The international transfers are particularly significant as those moving more than the allowed $50,000 per year face prison and fines of over half the amount if convicted. Yet, they still find ways to do so, according to the report published on Oct. 23 by The Wall Street Journal. Were such capital transfers legal, as they are in market democracies, they would be far more common.
The means of the wealth transfers include cryptocurrencies, high-value art exports, overpayment for imports, dividends paid to offshore shell companies, and Sino-foreign joint ventures. The movement of assets to Hong Kong, which has no capital controls, is a frequent intermediary step.
The capital flight, plus net outflows in direct investment that amounted to $86 billion in the second quarter of 2024, is putting downward pressure on the yuan and property values, which have lost $18 trillion since 2021, according to one estimate.
Loss of capital to the Chinese economy can be traced to a range of persistent problems, most of which stem from China’s communist system that prizes authoritarian government intervention and crackdowns over free markets and democracy. The Chinese Communist Party’s (CCP’s) draconian lockdowns in response to COVID-19 were particularly irksome to the public and provoked a peak in capital flight from 2021 to 2022.
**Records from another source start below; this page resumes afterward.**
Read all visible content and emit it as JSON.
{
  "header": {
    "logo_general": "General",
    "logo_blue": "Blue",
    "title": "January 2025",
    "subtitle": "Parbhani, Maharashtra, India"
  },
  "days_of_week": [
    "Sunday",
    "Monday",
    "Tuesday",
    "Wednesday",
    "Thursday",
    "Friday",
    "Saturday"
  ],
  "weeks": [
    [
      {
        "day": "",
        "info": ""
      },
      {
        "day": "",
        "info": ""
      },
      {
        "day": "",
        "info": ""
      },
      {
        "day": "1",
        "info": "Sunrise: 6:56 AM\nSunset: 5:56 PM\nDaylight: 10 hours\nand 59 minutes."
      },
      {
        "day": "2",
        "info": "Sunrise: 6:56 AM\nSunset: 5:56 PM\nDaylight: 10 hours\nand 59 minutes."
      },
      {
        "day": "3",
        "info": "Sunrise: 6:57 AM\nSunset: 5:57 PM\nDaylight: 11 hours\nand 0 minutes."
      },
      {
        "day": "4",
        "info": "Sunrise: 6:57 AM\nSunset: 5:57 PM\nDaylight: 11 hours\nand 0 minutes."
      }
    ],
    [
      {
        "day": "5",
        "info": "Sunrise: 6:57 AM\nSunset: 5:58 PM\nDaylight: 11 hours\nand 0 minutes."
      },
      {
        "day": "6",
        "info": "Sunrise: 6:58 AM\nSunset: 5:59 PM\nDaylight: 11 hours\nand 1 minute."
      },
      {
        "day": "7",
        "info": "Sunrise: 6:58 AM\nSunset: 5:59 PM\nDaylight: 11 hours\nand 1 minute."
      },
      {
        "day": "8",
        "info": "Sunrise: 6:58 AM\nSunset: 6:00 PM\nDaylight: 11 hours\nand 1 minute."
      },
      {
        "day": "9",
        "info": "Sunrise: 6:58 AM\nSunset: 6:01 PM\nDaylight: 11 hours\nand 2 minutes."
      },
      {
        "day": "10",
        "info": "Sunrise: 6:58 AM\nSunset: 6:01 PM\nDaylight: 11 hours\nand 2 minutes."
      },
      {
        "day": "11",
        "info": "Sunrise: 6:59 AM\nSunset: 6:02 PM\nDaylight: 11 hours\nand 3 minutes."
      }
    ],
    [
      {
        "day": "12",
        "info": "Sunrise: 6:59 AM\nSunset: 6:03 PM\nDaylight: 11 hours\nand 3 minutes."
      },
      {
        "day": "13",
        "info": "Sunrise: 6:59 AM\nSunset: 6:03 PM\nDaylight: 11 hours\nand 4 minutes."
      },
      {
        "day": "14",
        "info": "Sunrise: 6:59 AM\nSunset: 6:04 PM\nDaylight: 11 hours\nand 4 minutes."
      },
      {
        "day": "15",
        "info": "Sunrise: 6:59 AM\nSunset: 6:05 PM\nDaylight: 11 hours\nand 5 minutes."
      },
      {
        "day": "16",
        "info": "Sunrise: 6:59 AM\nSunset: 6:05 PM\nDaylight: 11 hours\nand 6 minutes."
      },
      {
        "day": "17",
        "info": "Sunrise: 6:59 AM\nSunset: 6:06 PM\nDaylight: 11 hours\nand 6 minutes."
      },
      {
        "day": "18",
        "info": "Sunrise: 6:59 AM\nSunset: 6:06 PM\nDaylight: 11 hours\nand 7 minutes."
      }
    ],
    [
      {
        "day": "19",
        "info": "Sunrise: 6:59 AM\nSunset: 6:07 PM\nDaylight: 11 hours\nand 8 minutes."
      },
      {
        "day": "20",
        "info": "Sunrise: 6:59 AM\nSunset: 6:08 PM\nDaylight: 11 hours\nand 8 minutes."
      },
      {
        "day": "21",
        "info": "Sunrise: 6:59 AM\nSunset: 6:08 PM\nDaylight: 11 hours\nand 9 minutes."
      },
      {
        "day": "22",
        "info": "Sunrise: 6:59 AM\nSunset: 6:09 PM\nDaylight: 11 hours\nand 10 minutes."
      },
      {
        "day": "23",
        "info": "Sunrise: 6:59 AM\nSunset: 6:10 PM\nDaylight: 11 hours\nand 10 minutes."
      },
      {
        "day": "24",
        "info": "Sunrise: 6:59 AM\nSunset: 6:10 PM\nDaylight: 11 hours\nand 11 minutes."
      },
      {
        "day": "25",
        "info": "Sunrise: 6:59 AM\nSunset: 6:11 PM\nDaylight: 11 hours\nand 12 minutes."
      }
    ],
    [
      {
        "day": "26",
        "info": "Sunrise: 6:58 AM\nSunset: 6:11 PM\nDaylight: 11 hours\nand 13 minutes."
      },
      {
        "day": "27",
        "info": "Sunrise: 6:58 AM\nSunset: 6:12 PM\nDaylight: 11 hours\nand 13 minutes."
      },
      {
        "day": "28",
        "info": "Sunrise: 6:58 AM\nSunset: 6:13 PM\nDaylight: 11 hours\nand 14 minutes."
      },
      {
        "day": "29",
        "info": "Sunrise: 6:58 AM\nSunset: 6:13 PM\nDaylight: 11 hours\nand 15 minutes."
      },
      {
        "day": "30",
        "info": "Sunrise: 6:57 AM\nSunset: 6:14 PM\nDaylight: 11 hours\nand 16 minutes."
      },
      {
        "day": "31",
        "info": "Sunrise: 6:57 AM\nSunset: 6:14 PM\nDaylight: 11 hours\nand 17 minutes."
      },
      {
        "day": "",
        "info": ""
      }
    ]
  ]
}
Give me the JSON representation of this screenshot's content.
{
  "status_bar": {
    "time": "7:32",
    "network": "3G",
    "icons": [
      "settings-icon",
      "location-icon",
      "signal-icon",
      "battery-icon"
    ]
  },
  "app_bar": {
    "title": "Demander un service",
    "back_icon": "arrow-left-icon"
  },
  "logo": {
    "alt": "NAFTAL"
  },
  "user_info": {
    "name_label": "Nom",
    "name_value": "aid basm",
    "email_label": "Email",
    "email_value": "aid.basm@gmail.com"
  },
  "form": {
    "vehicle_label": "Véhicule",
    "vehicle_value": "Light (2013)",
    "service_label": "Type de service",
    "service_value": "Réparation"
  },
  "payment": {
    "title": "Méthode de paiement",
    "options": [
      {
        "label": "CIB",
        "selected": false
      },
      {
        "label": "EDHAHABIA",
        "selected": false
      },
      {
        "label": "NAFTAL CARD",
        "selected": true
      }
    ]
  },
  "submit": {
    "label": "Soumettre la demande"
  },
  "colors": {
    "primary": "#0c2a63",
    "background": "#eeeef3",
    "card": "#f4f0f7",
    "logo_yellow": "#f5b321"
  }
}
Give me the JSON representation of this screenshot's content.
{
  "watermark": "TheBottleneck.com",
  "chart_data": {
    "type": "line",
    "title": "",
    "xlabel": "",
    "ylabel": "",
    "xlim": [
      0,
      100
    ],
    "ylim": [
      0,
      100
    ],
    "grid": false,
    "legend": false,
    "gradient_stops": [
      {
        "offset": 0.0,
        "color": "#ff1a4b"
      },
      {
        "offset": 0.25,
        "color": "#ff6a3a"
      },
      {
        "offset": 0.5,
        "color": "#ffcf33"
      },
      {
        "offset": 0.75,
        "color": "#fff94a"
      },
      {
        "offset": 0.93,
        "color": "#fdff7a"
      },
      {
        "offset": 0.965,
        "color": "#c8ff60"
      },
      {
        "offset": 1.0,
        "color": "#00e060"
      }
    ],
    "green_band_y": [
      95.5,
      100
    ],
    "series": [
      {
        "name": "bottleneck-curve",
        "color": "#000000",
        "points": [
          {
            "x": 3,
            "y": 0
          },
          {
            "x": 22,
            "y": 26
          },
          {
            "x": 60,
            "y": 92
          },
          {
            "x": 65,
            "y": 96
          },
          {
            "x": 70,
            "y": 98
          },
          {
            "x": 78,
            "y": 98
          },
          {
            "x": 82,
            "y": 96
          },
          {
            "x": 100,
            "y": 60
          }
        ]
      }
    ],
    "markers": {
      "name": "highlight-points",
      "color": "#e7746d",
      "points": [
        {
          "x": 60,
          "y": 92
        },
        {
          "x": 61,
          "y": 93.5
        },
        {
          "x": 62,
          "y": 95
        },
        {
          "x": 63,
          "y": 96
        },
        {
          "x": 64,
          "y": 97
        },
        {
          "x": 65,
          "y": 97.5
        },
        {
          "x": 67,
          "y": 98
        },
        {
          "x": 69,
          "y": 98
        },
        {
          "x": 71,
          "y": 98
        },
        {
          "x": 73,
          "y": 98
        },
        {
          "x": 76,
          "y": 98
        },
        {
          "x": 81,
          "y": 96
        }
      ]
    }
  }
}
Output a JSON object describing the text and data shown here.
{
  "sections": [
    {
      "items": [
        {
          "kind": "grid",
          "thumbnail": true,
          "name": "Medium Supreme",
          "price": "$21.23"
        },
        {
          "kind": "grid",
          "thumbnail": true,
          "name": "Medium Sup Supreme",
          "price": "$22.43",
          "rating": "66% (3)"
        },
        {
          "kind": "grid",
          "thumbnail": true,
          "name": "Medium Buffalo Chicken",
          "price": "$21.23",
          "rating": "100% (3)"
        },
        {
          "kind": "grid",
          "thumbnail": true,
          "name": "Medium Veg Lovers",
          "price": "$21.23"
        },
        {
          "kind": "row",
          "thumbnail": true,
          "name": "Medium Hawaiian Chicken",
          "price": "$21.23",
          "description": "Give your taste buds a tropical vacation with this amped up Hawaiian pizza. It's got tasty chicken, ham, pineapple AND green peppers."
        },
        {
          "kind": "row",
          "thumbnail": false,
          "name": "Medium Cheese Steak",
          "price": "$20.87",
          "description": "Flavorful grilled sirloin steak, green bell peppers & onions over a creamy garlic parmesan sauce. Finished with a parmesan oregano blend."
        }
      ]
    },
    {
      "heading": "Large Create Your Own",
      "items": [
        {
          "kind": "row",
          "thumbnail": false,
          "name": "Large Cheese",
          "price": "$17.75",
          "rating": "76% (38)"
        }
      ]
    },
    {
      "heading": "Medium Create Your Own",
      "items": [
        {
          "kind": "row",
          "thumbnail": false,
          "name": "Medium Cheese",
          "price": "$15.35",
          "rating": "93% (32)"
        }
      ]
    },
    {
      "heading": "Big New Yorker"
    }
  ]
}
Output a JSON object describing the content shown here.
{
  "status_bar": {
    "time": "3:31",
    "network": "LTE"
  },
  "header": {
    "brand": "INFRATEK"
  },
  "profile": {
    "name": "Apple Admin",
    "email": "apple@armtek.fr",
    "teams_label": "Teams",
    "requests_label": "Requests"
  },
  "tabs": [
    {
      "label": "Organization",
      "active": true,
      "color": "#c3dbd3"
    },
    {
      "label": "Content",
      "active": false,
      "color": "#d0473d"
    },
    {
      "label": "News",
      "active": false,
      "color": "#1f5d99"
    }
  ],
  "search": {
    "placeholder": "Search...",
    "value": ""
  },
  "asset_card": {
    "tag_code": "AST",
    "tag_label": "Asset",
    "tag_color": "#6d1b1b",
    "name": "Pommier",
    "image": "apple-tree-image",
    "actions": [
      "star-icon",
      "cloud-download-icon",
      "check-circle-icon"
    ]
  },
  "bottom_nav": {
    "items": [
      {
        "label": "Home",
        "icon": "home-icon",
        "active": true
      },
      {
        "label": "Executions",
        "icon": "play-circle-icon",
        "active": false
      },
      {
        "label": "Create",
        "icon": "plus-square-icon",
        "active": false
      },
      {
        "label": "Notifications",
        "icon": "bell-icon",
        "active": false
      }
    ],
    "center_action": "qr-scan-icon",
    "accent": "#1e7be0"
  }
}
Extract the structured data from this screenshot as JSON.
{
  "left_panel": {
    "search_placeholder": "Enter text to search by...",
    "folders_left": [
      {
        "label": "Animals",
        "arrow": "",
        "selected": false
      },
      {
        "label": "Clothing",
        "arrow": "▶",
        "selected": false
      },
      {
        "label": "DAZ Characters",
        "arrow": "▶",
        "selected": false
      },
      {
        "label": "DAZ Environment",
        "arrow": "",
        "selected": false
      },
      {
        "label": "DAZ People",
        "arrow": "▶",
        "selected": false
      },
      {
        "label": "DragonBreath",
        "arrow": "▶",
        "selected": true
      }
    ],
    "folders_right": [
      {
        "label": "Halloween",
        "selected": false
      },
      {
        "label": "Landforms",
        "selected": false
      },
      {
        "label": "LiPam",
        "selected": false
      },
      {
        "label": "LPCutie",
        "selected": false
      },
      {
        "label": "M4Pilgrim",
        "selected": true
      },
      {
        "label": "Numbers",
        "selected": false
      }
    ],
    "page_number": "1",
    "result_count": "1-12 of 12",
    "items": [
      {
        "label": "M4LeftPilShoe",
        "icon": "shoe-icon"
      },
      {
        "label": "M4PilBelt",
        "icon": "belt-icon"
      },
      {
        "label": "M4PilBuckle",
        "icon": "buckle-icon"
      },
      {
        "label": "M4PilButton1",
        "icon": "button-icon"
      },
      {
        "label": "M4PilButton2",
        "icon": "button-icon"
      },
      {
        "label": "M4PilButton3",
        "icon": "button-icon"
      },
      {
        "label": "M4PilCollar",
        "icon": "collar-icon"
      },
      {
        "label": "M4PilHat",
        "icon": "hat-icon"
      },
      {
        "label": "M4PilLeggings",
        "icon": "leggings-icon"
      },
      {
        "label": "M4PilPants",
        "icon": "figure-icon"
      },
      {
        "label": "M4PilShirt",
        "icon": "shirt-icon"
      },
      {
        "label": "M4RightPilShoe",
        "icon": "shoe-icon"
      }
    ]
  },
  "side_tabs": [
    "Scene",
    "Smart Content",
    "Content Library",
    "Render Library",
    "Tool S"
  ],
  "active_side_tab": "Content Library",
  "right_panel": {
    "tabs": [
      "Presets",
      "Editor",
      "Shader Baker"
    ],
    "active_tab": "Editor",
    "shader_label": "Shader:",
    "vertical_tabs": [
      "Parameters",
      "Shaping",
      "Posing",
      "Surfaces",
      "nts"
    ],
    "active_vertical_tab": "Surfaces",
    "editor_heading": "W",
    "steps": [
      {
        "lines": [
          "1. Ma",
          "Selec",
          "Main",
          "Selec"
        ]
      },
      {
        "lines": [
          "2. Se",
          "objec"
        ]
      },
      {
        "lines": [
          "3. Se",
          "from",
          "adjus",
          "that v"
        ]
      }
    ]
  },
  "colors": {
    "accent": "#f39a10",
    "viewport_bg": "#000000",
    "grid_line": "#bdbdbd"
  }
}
Since the measures, the CSI 300 and Hang Seng China Enterprises indexes improved by about 12 percent and 20 percent, respectively. But the trend in October for both indexes has been down.
While investors asked for, cheered, and took advantage of the short-term stimuli by Beijing, most are waiting to buy back in for a big headline number of new fiscal spending that is still not forthcoming from the CCP. Even if they are pleasantly surprised by such major stimuli in the near future, it is ultimately just a new form of economic intervention that got the communist regime in trouble in the first place.
Government intervention in economies tends to weigh them down in the long run. Beijing calls its recent interventions a “combination punch,” but communists punching the economy is usually not good for its health. Most of the structural challenges stemming from the CCP are still largely unaddressed, including demographic decline, unemployment, trade tension with international partners, the resulting international tariffs that target China, decreasing domestic demand among Chinese consumers due to their straightened circumstances, and deflation.
Given these circumstances, more such capital flight and negative direct investment in China by both Chinese and international companies is expected.